Fugas - Vinhos

Como Margarida Cabaço pôs o seu vinho entre os 22 melhores do mundo

Por Alexandra Prado Coelho

“Aprendi a fazer vinho como aprendi a cozinhar, provando e misturando”, diz-nos Margarida Cabaço que, depois de abrir o restaurante São Rosas em Estremoz, produziu, segundo a revista Wine Enthusiast, o 22.º melhor vinho do mundo.

É difícil imaginar como é que a rapariga que nos anos 70 se passeava por Estremoz com longos cabelos aos caracóis, calças de ganga remendadas e botas mexicanas, despertando a curiosidade dos locais, se transformou numa alentejana, cozinheira de primeira e produtora de vinho – e, já agora, um dos seus vinhos, o Monte dos Cabaços Reserva 2007, foi colocado pela revista Wine Enthusiast no 22º lugar da lista dos 100 melhores do mundo.
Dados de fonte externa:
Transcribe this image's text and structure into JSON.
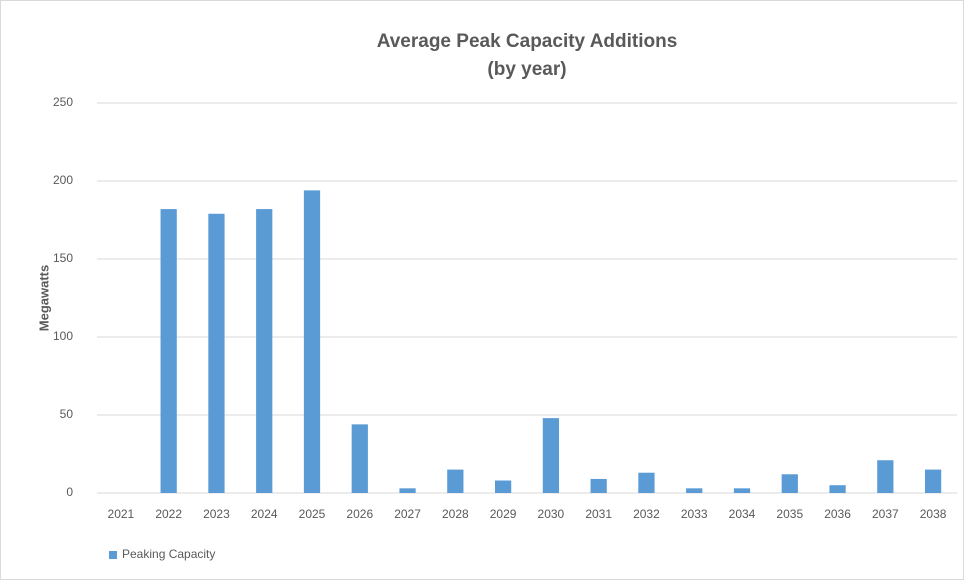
{
  "chart_data": {
    "type": "bar",
    "title": "Average Peak Capacity Additions",
    "subtitle": "(by year)",
    "y_label": "Megawatts",
    "categories": [
      "2021",
      "2022",
      "2023",
      "2024",
      "2025",
      "2026",
      "2027",
      "2028",
      "2029",
      "2030",
      "2031",
      "2032",
      "2033",
      "2034",
      "2035",
      "2036",
      "2037",
      "2038"
    ],
    "series": [
      {
        "name": "Peaking Capacity",
        "color": "#5b9bd5",
        "values": [
          0,
          182,
          179,
          182,
          194,
          44,
          3,
          15,
          8,
          48,
          9,
          13,
          3,
          3,
          12,
          5,
          21,
          15
        ]
      }
    ],
    "ylim": [
      0,
      250
    ],
    "yticks": [
      0,
      50,
      100,
      150,
      200,
      250
    ],
    "grid": true,
    "legend": "bottom-left"
  }
}
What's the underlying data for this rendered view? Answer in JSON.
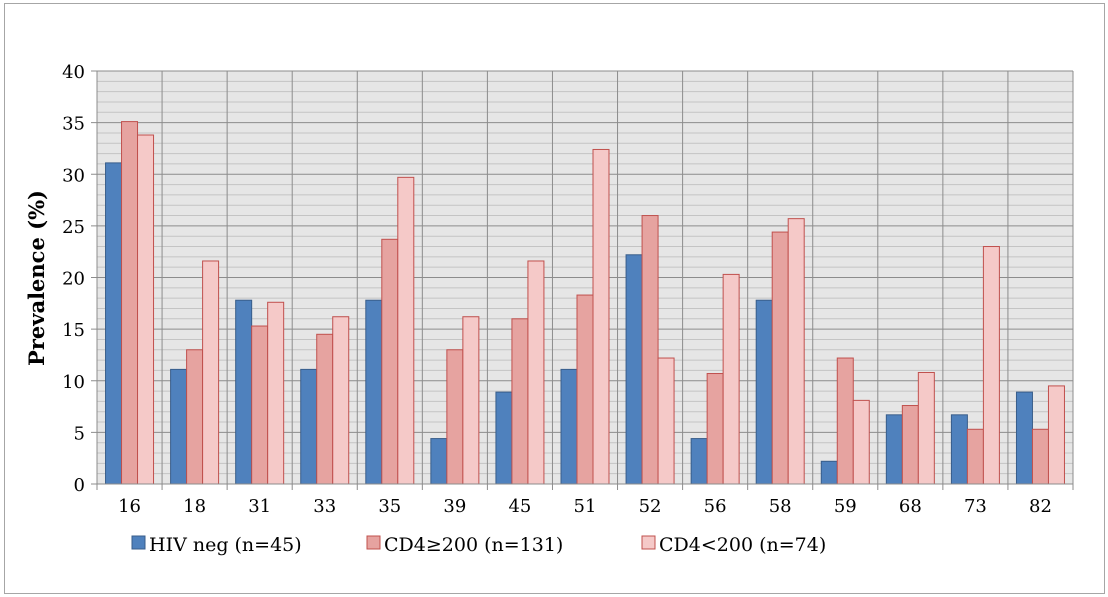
{
  "chart_data": {
    "type": "bar",
    "title": "",
    "xlabel": "",
    "ylabel": "Prevalence (%)",
    "ylim": [
      0,
      40
    ],
    "yticks": [
      "0",
      "5",
      "10",
      "15",
      "20",
      "25",
      "30",
      "35",
      "40"
    ],
    "categories": [
      "16",
      "18",
      "31",
      "33",
      "35",
      "39",
      "45",
      "51",
      "52",
      "56",
      "58",
      "59",
      "68",
      "73",
      "82"
    ],
    "grid": true,
    "legend_position": "bottom",
    "series": [
      {
        "name": "HIV neg (n=45)",
        "color": "#4f81bd",
        "border": "#385d8a",
        "values": [
          31.1,
          11.1,
          17.8,
          11.1,
          17.8,
          4.4,
          8.9,
          11.1,
          22.2,
          4.4,
          17.8,
          2.2,
          6.7,
          6.7,
          8.9
        ]
      },
      {
        "name": "CD4≥200 (n=131)",
        "color": "#e6a3a0",
        "border": "#c0504d",
        "values": [
          35.1,
          13.0,
          15.3,
          14.5,
          23.7,
          13.0,
          16.0,
          18.3,
          26.0,
          10.7,
          24.4,
          12.2,
          7.6,
          5.3,
          5.3
        ]
      },
      {
        "name": "CD4<200 (n=74)",
        "color": "#f5c9c8",
        "border": "#c0504d",
        "values": [
          33.8,
          21.6,
          17.6,
          16.2,
          29.7,
          16.2,
          21.6,
          32.4,
          12.2,
          20.3,
          25.7,
          8.1,
          10.8,
          23.0,
          9.5
        ]
      }
    ]
  }
}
“Quando cheguei aqui, vinda da Holanda onde vivi entre os seis e os 16 anos, senti-me a cair num precipício, mesmo lá para o fundo”, conta. Estamos sentados à volta de uma mesa redonda numa quinta perto de Estremoz, num dia frio e chuvoso de um Maio atípico, com as pernas metidas debaixo de uma camilha, a apanhar o calor que vem do aquecedor eléctrico e a ouvir a história de Margarida Cabaço, dona do restaurante São Rosas e produtora dos vinhos Monte dos Cabaços e Margarida. Em cima da mesa, chávenas de café.

“As pessoas paravam-me na rua a oferecer dinheiro para comprar as minhas botas”, recorda, acendendo um cigarro. “As meninas aqui andavam de meias pelos joelhos e sapatinhos de atacar. Eu dizia para a minha mãe ‘as pessoas ficam a olhar para mim como se tivessem visto um bicho’”. Não conhecia quase ninguém, sentia-se deslocada, sonhava ir-se embora, implorava ao pai que a pusesse noutro lado, “nem que fosse num colégio interno”.

Mas o pai disse-lhe que tinha que acabar o liceu e foi quando andava ainda às voltas com a geografia e a História de Portugal – que conhecia mal depois de tantos anos na Holanda – que conheceu Joaquim Cabaço. “Eu tinha 17 anos, ele tinha 25 e vinha de muitos sítios. Saiu daqui aos 15 ou 16 anos, foi para Lisboa e assim que fez 18 começou a viajar, dois meses aqui, três ali.” Ela apaixonou-se e convenceu-se de que ia passar a viajar. “Mas ele nunca mais saiu daqui”. E, por isso, Margarida, já com o liceu acabado, comunicou aos pais que afinal também já não queria sair dali.

A primeira aventura, já ao lado de Joaquim, foi a abertura de uma loja em Estremoz, a Show Off. “Isto passa-se em 1979, 80. Fomos a Lisboa escolher as coisas e trouxemos roupa da Ana Salazar, que na altura tinha a marca Maçã, do Giuseppe Luigi que é o José Luís Barbosa, do Pedro Luz, do Philippe Martin”. Abriram e “as pessoas não percebiam o que era a loja”, onde havia roupa mas também música e se podia beber café. Para fazer publicidade às colecções, Margarida chegou a ir para o café central de Estremoz com um amigo, vestidos com os camuflados de Ana Salazar e com as etiquetas penduradas.

Mas a rapariga que achava Estremoz parado estava destinada a algo ainda mais radical. Ficou à espera do primeiro dos seus quatro filhos e, com Joaquim, decidiu mudar-se para o monte do Troca Leite, para uma casinha que não tinha luz nem água. A filha Marta Mateus tem estado a ouvir as histórias da mãe, que agora se cruzam com as suas memórias. “Era uma casa de um conto, foi aí que nós crescemos”, diz, recordando como ficavam as pessoas iluminadas pelos candeeiros a petróleo à noite.